En síntesis, el poder político central de la Argentina se ha alzado no contra el mal funcionamiento de la justicia argentina, sino contra la justicia de la Constitución en sí misma. Y necesita cambiarla por otra que responda a su facción para lograr la impunidad que busca por lo que hicieron los suyos, pero también a fin de lograr impunidad para todo lo que quieren hacer de aquí en más.
Ante la osadía de una justicia que quiere juzgar a la política, se requiere otra justicia que esté al servicio del poder político (como en Santa Cruz, el punto de partida. O Venezuela, quizá el punto de llegada en el imaginario de muchos de los que así piensan).
Ese es el contenido central de las dos cartas de Cristina a Alberto.
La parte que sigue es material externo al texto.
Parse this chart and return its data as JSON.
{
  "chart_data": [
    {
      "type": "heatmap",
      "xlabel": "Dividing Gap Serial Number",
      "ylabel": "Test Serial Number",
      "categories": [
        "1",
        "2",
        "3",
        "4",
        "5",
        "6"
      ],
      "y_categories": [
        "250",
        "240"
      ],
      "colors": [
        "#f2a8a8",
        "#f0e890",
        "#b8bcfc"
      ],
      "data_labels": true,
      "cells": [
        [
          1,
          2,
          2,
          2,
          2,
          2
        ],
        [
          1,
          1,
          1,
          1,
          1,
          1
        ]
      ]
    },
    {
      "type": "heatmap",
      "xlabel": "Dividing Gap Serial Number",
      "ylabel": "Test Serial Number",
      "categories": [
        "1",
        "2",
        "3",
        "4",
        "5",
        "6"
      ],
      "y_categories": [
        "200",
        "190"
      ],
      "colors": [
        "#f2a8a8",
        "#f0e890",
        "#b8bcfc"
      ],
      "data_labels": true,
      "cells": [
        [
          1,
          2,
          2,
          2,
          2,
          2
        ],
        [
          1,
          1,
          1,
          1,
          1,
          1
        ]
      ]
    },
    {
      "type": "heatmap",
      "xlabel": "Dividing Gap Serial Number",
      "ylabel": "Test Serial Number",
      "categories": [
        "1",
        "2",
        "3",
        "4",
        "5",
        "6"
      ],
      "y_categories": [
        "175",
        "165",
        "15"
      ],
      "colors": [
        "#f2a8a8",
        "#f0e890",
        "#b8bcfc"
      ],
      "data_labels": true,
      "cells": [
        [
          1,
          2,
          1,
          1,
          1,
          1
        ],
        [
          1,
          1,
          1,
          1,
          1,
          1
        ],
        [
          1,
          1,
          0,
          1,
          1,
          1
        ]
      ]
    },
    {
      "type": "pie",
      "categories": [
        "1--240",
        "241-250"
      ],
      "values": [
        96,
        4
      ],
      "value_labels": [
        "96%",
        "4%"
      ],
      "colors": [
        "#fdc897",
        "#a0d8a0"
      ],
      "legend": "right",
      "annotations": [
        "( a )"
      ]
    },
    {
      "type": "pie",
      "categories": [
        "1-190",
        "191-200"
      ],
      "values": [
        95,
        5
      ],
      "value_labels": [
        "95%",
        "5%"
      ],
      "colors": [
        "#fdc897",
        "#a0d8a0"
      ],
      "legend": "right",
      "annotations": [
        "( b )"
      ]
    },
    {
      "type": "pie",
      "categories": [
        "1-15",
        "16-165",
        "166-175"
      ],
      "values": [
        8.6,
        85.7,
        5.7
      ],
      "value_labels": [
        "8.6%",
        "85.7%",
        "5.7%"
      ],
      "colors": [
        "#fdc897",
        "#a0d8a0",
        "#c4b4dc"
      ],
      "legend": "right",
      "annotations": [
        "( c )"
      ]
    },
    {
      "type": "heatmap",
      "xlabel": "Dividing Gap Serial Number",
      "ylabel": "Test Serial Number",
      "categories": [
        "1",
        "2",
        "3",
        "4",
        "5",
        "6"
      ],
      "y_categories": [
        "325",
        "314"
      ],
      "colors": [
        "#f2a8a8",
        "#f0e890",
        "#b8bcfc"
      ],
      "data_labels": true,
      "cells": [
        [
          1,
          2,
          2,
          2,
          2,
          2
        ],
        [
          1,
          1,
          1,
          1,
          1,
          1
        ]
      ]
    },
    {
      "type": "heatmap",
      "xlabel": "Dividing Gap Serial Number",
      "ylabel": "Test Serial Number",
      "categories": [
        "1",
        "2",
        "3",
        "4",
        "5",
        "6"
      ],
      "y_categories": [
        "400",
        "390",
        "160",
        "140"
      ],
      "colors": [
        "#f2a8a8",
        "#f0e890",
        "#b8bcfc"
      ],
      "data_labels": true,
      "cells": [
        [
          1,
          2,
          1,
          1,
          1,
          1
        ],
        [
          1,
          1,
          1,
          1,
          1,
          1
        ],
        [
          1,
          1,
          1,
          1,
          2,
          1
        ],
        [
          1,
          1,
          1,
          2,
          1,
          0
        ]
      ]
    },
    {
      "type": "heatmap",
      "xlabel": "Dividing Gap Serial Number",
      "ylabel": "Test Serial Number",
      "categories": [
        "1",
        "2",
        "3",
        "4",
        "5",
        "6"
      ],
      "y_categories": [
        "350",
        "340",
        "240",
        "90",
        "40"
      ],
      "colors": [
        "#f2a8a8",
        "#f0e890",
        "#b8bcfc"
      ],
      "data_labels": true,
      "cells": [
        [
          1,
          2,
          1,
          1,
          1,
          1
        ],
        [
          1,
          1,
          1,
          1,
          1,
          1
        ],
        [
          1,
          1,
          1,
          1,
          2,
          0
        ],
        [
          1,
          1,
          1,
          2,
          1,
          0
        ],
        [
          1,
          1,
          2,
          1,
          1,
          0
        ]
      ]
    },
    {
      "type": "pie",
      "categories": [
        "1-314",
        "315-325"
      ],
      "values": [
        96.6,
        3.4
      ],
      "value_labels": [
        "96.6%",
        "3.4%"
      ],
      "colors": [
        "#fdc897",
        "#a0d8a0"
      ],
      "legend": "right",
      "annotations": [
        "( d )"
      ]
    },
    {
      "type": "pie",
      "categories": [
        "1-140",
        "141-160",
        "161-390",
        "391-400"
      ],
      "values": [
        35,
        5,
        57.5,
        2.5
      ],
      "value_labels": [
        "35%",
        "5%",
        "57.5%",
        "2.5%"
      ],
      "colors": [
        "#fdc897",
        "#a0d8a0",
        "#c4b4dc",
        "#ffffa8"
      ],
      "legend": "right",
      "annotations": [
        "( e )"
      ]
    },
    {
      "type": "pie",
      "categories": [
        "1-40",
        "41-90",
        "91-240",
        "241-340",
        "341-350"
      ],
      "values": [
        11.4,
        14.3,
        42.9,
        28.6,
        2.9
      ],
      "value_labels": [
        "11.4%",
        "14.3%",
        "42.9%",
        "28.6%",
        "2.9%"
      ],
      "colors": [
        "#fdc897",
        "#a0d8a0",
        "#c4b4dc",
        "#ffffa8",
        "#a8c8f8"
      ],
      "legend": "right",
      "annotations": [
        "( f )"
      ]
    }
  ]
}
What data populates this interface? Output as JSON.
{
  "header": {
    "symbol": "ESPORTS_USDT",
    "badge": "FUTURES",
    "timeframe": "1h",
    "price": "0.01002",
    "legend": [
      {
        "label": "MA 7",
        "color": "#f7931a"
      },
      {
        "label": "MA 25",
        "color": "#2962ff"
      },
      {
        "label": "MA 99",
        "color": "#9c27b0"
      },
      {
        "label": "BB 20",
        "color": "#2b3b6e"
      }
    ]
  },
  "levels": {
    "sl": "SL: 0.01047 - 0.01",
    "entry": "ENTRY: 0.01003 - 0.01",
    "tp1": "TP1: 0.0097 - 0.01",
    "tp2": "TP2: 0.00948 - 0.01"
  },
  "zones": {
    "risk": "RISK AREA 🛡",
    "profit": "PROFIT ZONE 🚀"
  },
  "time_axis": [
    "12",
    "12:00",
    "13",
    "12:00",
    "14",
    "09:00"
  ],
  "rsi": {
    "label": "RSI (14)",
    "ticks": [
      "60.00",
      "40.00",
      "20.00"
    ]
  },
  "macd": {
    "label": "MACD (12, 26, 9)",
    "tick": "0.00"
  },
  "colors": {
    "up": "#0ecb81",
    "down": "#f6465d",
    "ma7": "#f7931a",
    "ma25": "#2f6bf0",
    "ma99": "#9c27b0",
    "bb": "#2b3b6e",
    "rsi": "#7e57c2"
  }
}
El programa central de gobierno de la vicepresidenta del cual el presidente no parece del todo convencido, pero sí enteramente sometido.
Dependerá de las instituciones de la Constitución si pueden soportar este gravísimo embate. Hasta ahora se está más o menos empatando entre las dos concepciones en pugna porque la Argentina no es ni Santa Cruz ni Venezuela, pero la ofensiva hoy la tienen los que quieren ir por todo.